Dans notre première partie nous avons analysé les éléments et le contexte de l’attaque la plus virulente portée contre la psychologie dans le siècle où elle est née, attaque qui a connu son acmé dans les années soixante et soixante-dix, sous le parrainage d’un emblématique article de Georges Canguilhem. Pourquoi revenir dans un travail universitaire sur cette question qui paraît ancienne et dépassée ? Après tout à l’aube du troisième millénaire, la psychologie semble ne s'être jamais aussi bien portée. En tout lieu, pour toute occasion, on réclame des psychologues. Si nous avons cru nécessaire ce retour en arrière, c’est, sans doute, parce que nous avons vécu et pratiqué la psychologie dans ces temps difficiles, 901 mais d’abord et surtout parce que bien des idées supportant cette attaque ou l'accompagnant et la soutenant, continuent à structurer la pensée d'aujourd'hui. Les coups portés contre la psychologie, le moi, l'intériorité et l’autonomie du sujet, l'humanisme enfin, ont imprégné la Weltanschauung des élites intellectuelles d'alors, et, à travers leur influence encore importante, sans que nous y prenions garde, continuent à marquer les esprits. Le temps a passé, et cependant nous commençons à peine à nous en délivrer. La grande thérapie, l'examen des archives de la police de l'esprit, n'a pas vraiment été faite. Mêmes chez les psychologues, beaucoup d’axiomes de la vulgate lacanienne par exemple continuent à être admis, qui pourtant contreviennent à leur pratique et à leur identité.

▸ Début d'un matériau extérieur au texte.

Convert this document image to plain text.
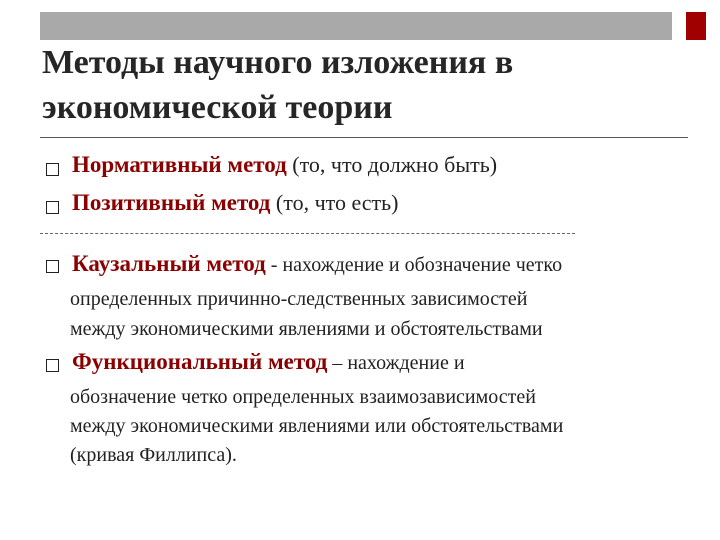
Методы научного изложения в
экономической теории
Нормативный метод (то, что должно быть)
Позитивный метод (то, что есть)
Каузальный метод - нахождение и обозначение четко
определенных причинно-следственных зависимостей
между экономическими явлениями и обстоятельствами
Функциональный метод – нахождение и
обозначение четко определенных взаимозависимостей
между экономическими явлениями или обстоятельствами
(кривая Филлипса).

Rappelons donc les éléments essentiels de la critique portée par Canguilhem puis par ceux qui s’en sont réclamés - en redisant encore qu’il y a un écart entre ce que pensait Canguilhem et ce qu’on lui a fait dire après coup-. La critique portée contre la psychologie par Canguilhem dans son fameux article ‘«’ ‘ Qu’est-ce que la psychologie ? ’» est sévère. Pour Canguilhem la psychologie comme discipline spécifique ne devrait même pas avoir droit à l’existence. Elle est en effet incapable de fournir son concept ‘«’ ‘ Pour la psychologie la question de son existence ou plus modestement de son concept met en question l’existence même du psychologue ».’ Elle n’est en réalité qu’un mauvais mélange de philosophie sans rigueur, d’éthique sans exigence et de médecine sans contrôle. Le jugement est dur. Cependant pour bien comprendre le sens de cette critique, il faut savoir qui elle visait réellement. Non pas, comme on l’a dit, la psychologie clinique d’un Janet ou le projet de psychologie générale d’un Lagache, mais la tentation d’» une psychologie » réductrice de traiter l’homme comme un objet naturel. Canguilhem était un humaniste 902 . Il contestait toute psychologie qui, oublieuse des valeurs de l’esprit, traiterait l’homme comme un moyen et non comme une fin. Le psychologue est un être « immoral », quand il met sa « technologie » au service de l’ » asservissement de l’homme ». Mais ce n’est là, pouvait-on lui faire remarquer, qu’une question de pratique déontologique, comme il s’en pose dans d’autres pratiques scientifiques.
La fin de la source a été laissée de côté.